Unfortunately, he became increasingly ill. His sister’s biography includes a remarkable sampling of letters Sutcliffe sent to his mother and sisters and to friends back in Liverpool and elsewhere that reflect on his experiences as a Beatle, his desire to return to the world of art and his deepening love for Kirchherr. As the letters became more disjointed, they reflect a deteriorating spirit and physical condition, the cause of which was not identified despite numerous medical tests and examinations.

Two years after Stuart Sutcliffe’s death, there was a memorial exhibition of his work at Liverpool’s Walker Art Gallery, and three years later it was included in an exhibition at London’s Institute of Contemporary Arts.

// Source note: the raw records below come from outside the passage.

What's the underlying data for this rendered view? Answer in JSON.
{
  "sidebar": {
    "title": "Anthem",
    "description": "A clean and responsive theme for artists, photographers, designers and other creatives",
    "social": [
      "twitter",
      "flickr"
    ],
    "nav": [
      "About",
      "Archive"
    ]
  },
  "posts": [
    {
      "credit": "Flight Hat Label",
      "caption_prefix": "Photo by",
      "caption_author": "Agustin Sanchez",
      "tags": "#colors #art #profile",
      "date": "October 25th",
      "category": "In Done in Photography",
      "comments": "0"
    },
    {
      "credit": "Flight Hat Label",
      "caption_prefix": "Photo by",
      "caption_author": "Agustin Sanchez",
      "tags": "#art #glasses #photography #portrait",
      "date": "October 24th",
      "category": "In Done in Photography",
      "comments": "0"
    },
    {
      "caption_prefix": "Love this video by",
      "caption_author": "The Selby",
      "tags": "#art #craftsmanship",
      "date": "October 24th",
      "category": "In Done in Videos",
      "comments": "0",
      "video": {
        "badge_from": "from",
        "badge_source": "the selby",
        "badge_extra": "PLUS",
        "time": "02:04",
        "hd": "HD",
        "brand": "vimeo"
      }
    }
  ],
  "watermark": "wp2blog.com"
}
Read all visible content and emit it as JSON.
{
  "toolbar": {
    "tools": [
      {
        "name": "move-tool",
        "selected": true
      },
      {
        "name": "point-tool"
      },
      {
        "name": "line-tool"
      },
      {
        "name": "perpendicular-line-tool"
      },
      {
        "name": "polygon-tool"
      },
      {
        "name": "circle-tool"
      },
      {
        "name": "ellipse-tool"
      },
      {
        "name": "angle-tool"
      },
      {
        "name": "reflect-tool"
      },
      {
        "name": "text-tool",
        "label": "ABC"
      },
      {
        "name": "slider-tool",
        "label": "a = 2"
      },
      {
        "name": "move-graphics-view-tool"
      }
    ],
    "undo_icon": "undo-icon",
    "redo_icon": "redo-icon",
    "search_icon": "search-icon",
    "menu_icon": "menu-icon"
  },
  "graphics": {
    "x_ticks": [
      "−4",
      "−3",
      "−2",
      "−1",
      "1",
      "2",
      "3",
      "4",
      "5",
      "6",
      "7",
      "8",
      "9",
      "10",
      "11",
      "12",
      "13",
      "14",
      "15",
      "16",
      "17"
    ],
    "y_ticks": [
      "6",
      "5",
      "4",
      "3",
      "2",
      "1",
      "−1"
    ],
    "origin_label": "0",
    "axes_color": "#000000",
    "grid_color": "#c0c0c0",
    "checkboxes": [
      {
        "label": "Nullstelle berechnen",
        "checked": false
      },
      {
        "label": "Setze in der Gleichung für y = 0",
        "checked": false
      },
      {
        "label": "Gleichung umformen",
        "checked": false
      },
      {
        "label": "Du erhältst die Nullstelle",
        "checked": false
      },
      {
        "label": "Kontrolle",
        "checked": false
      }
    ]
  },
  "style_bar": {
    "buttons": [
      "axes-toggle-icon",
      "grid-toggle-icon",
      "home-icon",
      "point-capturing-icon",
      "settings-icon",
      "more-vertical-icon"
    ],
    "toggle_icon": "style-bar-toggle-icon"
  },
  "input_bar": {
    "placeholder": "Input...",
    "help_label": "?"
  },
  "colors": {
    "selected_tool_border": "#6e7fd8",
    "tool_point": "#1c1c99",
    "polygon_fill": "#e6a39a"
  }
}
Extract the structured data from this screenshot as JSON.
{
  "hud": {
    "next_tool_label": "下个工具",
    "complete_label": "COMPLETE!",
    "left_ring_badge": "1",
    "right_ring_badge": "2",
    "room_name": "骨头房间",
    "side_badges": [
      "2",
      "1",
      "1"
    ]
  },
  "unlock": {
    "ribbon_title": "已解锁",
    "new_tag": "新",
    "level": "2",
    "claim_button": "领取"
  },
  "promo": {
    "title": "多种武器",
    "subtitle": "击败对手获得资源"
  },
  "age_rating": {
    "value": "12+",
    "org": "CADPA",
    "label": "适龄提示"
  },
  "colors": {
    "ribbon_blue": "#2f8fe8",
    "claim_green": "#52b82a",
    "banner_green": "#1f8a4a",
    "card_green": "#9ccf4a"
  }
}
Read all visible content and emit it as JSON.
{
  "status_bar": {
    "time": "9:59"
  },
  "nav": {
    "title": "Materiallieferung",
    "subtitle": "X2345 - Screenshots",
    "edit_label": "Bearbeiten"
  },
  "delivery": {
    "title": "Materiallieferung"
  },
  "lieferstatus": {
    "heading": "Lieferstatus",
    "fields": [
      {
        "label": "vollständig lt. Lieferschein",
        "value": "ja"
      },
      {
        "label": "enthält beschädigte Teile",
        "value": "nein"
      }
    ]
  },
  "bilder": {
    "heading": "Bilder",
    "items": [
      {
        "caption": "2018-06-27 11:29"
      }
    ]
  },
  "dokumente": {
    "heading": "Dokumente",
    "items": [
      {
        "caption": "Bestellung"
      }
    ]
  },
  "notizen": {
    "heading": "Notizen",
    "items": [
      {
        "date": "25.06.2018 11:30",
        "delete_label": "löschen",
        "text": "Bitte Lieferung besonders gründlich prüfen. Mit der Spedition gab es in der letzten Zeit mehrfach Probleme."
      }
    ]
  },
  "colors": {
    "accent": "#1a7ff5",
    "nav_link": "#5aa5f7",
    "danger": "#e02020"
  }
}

By then his mother, Millie Sutcliffe, had begun a crusade for increased public recognition of his art that lasted until her death in 1983. These days that responsibility has fallen to sister Pauline, who acted as art adviser to “Backbeat.”

“I certainly don’t do it with the same intensity as Mother did, because I am a professional working woman,” says Sutcliffe, a family psychotherapist. Her mother was “stimulated in her quest by the very keen interest of John Willet, the director of the Walker Art Gallery, who did pronounce the work certainly of significance and ability.

“…That gave her the impetus to believe beyond simply a mother’s adoration for her boy.”